DE LA SOUL, Art Official Intelligence: Mosaic Thump (Tommy Boy) "I maintain like an old jazz singer," maintains Posdnuos near the top, and so he and his old high school buddies do. Or, really, have been doing since 1993's Buhloone Mindstate—maturity that doesn't resort to seen-it-all weariness is nothing new on them. So the biggest difference from their earlier work is how deeply ingrained that maturity is—and that they've gotten as goofy as their old Prince Paul-produced selves again after 1996's somber Stakes is High. Certainly the guests provide assistance: exuberant cut-ups such as Redman, Busta Rhymes, and the Beastie Boys; expert cut-and-pasters like Ad Lib, Rockwilder, and Jaydee; Chaka Khan singing a chorus on a standout song. But those helpmates only highlight just how good they are when they're being themselves, especially on "The Art of Getting Jumped," one of the most brilliant cautionary tales in the history of a music full of them. And whatever their method, De La pack more surefire singles into Art Official Intelligence than any album they've made since 3 Feet High & Rising, 11 years ago. No wonder AOI debuted in Billboard's Top 10. And even if that's just a quirk or accident of commerce, it's worth celebrating: Everybody say "Oooh. . . ."—Michaelangelo Matos
THE GLANDS, The Glands (Capricorn) You can be forgiven for taking Ross Shapiro of Athens, Georgia, for a whiner the first time you hear him: I did, and even after eight or nine listens to his band's self-titled second album, I occasionally still do.

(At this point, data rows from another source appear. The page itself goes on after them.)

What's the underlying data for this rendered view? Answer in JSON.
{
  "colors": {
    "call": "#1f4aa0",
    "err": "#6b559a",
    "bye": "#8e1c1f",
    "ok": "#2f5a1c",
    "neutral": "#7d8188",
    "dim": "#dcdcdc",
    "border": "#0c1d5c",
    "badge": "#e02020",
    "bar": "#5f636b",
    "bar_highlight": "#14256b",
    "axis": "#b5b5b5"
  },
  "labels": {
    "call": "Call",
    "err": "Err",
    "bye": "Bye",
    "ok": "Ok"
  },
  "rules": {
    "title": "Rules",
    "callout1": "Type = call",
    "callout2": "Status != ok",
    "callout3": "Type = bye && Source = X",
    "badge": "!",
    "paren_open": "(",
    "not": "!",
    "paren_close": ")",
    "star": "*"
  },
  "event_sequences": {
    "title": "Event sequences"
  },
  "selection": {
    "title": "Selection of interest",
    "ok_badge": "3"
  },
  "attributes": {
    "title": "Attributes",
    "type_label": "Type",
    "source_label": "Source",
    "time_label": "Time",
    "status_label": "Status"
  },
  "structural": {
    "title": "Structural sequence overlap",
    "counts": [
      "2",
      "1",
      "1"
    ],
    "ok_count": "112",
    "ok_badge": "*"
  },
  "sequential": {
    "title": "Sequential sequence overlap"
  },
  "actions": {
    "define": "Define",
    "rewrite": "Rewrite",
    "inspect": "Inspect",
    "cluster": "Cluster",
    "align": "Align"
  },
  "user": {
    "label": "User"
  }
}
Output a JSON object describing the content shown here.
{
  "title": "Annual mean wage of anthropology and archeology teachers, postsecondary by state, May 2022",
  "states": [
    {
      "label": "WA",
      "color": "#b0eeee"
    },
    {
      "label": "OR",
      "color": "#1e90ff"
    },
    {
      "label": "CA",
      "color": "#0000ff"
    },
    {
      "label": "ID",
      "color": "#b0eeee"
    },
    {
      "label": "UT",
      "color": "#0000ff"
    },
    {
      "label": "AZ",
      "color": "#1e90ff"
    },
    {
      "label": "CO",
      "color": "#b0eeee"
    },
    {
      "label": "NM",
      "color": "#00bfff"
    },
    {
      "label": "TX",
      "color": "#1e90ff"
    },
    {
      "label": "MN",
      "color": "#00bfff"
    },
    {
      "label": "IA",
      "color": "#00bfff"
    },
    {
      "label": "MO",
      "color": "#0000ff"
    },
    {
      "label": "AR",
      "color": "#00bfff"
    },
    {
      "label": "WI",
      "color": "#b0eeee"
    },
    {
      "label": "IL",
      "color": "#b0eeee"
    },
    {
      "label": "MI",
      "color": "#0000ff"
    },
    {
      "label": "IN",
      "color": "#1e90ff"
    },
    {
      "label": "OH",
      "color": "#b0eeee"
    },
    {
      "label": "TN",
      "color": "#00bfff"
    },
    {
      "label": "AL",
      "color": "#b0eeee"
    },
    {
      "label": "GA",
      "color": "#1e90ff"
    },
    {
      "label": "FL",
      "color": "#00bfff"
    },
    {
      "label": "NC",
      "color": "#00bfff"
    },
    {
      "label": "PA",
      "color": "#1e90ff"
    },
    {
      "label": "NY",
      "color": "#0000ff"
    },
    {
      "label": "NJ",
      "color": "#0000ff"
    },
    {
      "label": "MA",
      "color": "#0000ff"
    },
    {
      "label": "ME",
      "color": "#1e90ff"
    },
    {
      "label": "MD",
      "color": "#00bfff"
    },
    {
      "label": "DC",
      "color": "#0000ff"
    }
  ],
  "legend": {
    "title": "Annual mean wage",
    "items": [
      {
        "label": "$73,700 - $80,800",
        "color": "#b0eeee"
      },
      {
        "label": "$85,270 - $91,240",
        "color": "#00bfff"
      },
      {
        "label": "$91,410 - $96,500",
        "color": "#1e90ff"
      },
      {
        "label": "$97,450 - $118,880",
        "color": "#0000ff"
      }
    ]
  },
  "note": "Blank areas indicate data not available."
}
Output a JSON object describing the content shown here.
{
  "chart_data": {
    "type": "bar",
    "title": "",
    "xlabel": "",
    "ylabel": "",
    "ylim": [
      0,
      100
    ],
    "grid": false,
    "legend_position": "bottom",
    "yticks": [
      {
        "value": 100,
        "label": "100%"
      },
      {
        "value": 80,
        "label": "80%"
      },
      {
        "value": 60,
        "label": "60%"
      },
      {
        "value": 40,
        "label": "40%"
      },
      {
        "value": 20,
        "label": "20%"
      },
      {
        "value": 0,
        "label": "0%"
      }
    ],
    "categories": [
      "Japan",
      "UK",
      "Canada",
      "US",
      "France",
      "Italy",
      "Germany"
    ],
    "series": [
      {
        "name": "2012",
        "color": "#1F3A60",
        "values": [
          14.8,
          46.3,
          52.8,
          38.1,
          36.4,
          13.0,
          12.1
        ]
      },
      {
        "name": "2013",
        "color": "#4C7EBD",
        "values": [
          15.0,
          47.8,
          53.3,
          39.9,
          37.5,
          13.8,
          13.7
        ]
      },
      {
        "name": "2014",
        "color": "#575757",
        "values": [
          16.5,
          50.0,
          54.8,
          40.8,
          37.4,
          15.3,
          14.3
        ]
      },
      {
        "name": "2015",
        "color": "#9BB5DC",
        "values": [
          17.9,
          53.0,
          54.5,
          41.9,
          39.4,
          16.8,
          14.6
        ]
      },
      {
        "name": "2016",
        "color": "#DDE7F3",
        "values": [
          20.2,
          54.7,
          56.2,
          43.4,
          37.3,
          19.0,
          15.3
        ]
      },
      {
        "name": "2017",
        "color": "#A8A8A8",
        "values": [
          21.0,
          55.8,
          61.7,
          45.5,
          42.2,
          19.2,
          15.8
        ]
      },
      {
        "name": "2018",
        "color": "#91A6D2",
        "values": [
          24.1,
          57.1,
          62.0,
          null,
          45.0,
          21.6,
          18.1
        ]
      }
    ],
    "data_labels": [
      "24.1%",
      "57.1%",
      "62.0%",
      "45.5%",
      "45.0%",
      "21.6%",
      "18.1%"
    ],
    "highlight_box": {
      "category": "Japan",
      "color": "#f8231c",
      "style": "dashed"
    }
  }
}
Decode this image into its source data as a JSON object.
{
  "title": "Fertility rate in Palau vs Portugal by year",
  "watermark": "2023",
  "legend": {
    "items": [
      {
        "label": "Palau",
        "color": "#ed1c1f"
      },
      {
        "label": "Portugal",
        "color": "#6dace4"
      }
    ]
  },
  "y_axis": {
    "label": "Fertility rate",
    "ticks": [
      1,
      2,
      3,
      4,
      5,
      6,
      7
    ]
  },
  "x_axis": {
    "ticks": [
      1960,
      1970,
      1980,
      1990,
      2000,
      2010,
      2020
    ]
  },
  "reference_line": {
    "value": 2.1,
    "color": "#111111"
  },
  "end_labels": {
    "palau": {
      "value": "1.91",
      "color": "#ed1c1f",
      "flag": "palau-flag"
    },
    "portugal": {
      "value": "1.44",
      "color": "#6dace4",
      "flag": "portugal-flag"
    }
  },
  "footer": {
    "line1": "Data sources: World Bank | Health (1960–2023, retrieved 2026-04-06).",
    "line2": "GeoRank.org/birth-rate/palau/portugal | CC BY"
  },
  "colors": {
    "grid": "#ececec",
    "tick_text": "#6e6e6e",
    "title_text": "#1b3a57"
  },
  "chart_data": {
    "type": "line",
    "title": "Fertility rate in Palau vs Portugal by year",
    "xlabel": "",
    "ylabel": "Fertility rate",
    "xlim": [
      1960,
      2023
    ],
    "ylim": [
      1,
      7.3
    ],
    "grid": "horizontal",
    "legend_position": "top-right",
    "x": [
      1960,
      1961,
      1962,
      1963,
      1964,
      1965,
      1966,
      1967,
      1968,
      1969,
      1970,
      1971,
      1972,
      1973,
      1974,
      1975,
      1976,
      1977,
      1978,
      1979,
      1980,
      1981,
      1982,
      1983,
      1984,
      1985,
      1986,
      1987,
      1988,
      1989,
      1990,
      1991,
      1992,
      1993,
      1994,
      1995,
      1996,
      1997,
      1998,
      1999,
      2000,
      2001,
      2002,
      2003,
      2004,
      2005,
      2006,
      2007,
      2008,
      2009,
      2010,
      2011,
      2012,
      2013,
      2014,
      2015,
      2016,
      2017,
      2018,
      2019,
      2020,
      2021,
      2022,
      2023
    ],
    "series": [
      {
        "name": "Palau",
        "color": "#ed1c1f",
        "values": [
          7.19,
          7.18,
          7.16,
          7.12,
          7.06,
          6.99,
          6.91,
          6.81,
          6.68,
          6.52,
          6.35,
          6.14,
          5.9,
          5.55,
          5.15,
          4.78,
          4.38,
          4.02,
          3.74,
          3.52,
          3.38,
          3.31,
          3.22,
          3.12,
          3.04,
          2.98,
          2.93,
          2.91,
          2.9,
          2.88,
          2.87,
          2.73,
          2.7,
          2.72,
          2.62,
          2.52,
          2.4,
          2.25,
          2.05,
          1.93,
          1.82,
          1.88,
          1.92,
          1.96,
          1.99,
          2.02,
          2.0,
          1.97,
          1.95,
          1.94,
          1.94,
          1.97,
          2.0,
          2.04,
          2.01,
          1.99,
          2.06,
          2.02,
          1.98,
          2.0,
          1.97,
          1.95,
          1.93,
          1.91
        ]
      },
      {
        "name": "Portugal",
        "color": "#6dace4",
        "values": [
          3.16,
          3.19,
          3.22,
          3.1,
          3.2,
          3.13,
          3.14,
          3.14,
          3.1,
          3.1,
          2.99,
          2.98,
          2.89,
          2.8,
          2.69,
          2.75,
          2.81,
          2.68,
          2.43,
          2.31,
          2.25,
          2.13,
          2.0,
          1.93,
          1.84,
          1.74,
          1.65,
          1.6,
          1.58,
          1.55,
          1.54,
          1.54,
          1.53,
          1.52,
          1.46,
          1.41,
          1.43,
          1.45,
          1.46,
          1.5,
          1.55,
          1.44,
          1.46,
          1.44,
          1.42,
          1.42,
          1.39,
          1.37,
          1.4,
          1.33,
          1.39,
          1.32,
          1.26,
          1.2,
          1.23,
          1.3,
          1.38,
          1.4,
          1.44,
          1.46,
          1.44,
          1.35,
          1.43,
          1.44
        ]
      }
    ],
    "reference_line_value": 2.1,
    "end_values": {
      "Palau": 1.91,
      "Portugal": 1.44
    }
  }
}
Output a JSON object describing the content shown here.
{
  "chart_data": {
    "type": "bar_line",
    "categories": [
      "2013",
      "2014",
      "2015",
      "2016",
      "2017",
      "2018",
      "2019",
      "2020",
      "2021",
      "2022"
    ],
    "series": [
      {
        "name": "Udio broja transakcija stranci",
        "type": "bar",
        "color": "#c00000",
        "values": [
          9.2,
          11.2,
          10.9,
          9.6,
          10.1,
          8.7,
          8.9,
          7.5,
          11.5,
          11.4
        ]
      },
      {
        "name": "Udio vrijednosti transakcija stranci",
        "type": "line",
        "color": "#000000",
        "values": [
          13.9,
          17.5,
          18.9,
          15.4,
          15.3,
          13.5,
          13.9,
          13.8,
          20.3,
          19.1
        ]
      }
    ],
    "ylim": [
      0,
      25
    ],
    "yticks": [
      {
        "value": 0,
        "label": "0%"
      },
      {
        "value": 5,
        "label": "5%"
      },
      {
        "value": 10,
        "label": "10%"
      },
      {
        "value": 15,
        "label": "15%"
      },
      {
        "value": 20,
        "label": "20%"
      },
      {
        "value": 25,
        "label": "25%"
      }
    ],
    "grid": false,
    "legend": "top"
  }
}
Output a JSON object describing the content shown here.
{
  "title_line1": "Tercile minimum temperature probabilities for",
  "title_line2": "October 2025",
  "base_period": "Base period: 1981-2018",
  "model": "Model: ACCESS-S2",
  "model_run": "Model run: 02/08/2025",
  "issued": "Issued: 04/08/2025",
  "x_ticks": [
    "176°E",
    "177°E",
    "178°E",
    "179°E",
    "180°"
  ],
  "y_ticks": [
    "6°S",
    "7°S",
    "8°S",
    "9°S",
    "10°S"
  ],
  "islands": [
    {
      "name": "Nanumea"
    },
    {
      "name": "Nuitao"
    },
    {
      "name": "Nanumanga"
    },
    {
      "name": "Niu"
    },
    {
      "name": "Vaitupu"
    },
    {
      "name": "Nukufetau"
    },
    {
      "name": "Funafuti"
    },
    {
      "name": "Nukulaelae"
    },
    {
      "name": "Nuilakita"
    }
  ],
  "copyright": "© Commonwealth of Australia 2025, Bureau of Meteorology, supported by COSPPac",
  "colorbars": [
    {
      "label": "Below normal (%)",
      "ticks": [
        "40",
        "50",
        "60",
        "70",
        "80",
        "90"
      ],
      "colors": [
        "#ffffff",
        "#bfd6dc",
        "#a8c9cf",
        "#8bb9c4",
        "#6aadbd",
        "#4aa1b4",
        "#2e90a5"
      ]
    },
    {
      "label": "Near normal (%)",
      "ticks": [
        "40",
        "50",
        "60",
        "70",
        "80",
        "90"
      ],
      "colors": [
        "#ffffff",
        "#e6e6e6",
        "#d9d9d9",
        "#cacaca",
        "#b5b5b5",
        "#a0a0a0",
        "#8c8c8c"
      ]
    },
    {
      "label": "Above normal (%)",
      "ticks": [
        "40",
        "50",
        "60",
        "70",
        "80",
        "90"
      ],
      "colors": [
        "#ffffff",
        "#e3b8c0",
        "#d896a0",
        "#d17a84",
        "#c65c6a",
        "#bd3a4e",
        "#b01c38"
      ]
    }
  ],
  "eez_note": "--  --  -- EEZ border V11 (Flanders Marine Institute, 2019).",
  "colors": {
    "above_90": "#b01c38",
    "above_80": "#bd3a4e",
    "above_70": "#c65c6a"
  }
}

But not only did it stop mattering about halfway through my initial foray into The Glands, I now eagerly await every curled vowel and sigh, because they're of a piece with the guitars, which do pretty much the same thing. Only better: Every pick, strum, conjuring of feedback, and echo of plectra leaving string that Shapiro, Craig McQuiston, and Doug Stanley lay down is an act of love, murmured late in the night just for you. The hazy slide of "Mayflower," the confident single-note punctuations of "Lovetown," and the groaning layers of "Soul Inspiration" entice from afar and blossom upon closer inspection. They have their way with keyboards, too. The piano-driven Nutrasweet pop of "Swim" is what Ben Folds might sound like if he weren't a preening asshole. And something tells me we're not gonna hear a better indie-rock song this year than "I Can See My House from Here," a stoned-soul picnic that digs a perfect groove and then wallows in it for four exquisite minutes. For those of you still waiting for Creeper Lagoon to make that just-as-irresistible follow-up to I Become Small and Go, here it is.—Michaelangelo Matos
The Glands play Tuesday, September 5 at the Breakroom.